I think my Python students are sharing a little too much. There are some students that are definitely doing unique work but out of 18 I would say 12 are relying on others to “lead the way” so to speak. It is actually a little difficult to tell because the programs are fairly short and there are only so many ways to code them. Usually the dead giveaway is the programs that have a list of numbers or words involved have identical lists. It is hard to accuse some of cheating because I know there are students that collaborate on their programs so they are going to end up with identical code. It is the students that wait for a finished program then just cut and paste that I have issue with. The obvious solution is to give each student a unique problem to code. Coming up with 18 unique coding problems that have the same learning objective is going to be a little difficult. Earlier this year I gave each kid a different Taylor series (sin, cos, tan, etc) to program in Small Basic. The only input was the number of terms to compute. I think I will try that again for Python. The code is simple, pretty much just for loops, but figuring the logic is the goal. The real fun comes when I have to grade 18 different programs.
Giving more quizzes is one solution but I really do not have a good method for the kids to turn in quizzes done on the computer. One of the many things I have to solve to get this programming class to work the way I want it. Doing hand written quizzes is a solution but that is just not real. How picky do I get in grading? If a colon is missing does that count as points off? If the kid were typing the code that missing colon would be something the IDE would pick up. I know how I code; type in what I think is the solution then go back and fix all my typos the IDE has caught. I have read a couple of articles on how beginning programming classes should not use IDEs; it allows hacking in code with the IDE making the corrections. I kind of liken this to math without calculators; it can be done and has advantages but they are out weighted by the disadvantages. An obvious solution for the quiz grading is to have the kids program in pseudo code. That has its own syntax issues but easier to handle than the code.
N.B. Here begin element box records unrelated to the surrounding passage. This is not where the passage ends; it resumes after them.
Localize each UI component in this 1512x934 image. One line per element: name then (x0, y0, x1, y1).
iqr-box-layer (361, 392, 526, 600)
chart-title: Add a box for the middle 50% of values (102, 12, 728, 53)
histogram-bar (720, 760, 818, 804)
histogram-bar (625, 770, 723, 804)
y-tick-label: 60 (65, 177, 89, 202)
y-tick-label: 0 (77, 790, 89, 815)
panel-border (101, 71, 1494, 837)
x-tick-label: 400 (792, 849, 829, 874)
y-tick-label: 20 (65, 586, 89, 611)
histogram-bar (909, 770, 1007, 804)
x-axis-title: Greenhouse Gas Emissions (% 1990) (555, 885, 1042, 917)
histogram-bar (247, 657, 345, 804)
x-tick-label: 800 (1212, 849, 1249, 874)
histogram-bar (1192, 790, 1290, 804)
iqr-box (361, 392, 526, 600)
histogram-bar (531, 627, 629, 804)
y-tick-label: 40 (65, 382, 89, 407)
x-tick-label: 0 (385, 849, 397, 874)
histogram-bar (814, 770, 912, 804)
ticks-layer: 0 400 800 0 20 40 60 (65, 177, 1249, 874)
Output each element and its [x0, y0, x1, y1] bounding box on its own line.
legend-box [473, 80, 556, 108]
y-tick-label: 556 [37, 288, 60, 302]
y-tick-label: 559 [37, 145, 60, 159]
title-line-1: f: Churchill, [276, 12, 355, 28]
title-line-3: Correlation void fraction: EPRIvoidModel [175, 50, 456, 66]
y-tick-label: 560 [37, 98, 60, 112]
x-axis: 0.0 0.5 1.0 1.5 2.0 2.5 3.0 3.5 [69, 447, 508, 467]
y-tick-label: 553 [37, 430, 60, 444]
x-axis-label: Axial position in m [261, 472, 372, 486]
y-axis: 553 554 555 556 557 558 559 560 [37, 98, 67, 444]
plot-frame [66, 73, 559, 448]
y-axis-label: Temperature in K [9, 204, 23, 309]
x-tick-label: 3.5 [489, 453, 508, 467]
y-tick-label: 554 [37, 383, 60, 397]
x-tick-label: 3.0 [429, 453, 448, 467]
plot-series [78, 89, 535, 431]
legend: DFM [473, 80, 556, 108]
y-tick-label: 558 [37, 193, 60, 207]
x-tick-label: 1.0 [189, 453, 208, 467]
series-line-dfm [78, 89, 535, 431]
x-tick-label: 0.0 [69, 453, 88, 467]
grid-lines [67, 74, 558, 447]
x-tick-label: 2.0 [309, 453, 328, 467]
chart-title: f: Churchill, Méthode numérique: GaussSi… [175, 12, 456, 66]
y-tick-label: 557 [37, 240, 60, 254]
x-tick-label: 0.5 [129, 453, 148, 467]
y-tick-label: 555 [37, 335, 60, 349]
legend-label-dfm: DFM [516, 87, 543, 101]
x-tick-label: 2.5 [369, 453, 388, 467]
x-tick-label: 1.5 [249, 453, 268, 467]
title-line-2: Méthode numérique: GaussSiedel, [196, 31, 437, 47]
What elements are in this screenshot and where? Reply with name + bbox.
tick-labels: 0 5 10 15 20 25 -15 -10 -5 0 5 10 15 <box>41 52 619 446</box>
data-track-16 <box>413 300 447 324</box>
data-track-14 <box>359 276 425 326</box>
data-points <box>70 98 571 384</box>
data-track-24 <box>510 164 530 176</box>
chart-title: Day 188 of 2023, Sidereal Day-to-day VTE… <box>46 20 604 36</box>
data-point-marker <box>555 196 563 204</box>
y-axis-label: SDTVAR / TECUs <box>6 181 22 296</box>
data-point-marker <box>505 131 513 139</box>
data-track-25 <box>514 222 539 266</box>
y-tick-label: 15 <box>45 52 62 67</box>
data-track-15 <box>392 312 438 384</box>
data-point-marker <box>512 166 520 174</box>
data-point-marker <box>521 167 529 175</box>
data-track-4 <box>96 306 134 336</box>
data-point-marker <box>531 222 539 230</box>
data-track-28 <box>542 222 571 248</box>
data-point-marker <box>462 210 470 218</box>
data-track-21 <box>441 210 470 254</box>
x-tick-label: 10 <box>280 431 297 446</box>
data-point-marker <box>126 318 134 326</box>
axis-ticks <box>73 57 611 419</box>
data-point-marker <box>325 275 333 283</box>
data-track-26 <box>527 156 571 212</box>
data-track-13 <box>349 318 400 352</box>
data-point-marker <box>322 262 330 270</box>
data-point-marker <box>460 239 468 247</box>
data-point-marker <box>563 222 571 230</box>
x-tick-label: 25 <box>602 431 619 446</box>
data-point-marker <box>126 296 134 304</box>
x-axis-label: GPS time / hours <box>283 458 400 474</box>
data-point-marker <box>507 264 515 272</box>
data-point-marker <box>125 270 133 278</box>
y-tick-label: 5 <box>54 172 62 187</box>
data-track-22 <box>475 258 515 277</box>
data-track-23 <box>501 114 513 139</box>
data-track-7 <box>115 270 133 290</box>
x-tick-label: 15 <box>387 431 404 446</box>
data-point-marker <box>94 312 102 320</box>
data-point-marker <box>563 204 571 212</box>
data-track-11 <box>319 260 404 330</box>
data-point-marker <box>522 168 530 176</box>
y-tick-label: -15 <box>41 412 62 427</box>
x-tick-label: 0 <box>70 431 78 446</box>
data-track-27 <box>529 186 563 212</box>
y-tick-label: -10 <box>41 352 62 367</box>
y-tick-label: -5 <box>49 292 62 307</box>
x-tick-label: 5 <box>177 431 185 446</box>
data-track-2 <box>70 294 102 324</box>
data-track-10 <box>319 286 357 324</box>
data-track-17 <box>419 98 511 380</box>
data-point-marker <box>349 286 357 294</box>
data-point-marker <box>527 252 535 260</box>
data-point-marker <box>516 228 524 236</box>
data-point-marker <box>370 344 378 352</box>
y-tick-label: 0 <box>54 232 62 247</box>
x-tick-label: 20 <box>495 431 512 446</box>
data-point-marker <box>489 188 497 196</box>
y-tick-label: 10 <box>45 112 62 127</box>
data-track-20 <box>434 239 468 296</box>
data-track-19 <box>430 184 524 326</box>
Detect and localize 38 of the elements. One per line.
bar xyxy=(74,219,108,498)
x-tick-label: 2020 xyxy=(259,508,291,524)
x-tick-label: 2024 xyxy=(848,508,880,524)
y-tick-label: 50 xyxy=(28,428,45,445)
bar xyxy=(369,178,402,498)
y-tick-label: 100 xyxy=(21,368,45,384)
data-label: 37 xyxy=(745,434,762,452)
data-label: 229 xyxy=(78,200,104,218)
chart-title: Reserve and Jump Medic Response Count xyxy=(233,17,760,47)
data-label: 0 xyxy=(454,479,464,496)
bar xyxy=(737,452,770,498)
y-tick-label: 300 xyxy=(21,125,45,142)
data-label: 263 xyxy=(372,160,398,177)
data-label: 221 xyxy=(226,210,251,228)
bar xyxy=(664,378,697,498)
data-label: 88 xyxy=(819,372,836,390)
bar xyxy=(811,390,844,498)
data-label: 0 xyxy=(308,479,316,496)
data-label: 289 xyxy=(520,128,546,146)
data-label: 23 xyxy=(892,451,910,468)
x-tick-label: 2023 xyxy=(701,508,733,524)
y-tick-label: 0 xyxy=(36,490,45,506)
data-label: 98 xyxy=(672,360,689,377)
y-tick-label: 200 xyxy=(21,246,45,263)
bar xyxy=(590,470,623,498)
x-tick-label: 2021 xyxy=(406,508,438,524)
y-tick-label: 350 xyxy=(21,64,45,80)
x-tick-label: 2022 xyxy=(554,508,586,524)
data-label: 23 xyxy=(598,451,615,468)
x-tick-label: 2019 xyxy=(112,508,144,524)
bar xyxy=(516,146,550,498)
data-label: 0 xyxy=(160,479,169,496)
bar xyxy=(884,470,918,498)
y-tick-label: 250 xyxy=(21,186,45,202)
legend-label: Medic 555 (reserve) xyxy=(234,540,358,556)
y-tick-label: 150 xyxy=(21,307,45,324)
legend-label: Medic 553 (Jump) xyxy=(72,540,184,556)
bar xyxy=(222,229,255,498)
This is one of the fun things about teaching programming. There are just so many ways of doing it. With math at the end of each chapter plan on a test. Usually a nice traditional test that the students can study for, the right answer is pretty much the same for the whole class, and, if pressed for time, there are the canned tests in the book’s teachers’ manual to run through the copy machine. With programming the book chapters (if using a book) are really not the end of a block of concepts, programming is extremely cumulative, studying is a bit difficult because memorization is not a major factor and there is no such thing as a canned programming test. Oh, then there is the really smart kid that looks on-line and finds a different strategy for solving a problem that uses syntax the teacher has never seen before. (I have on of those. For almost every assignment he turns in I learn something new about Python. I know his work is original.)
I figure in a couple more years of teaching Python I will have built up a collection of problems I can hand out that will help reduce the excessive sharing. Right about when I decide to retire.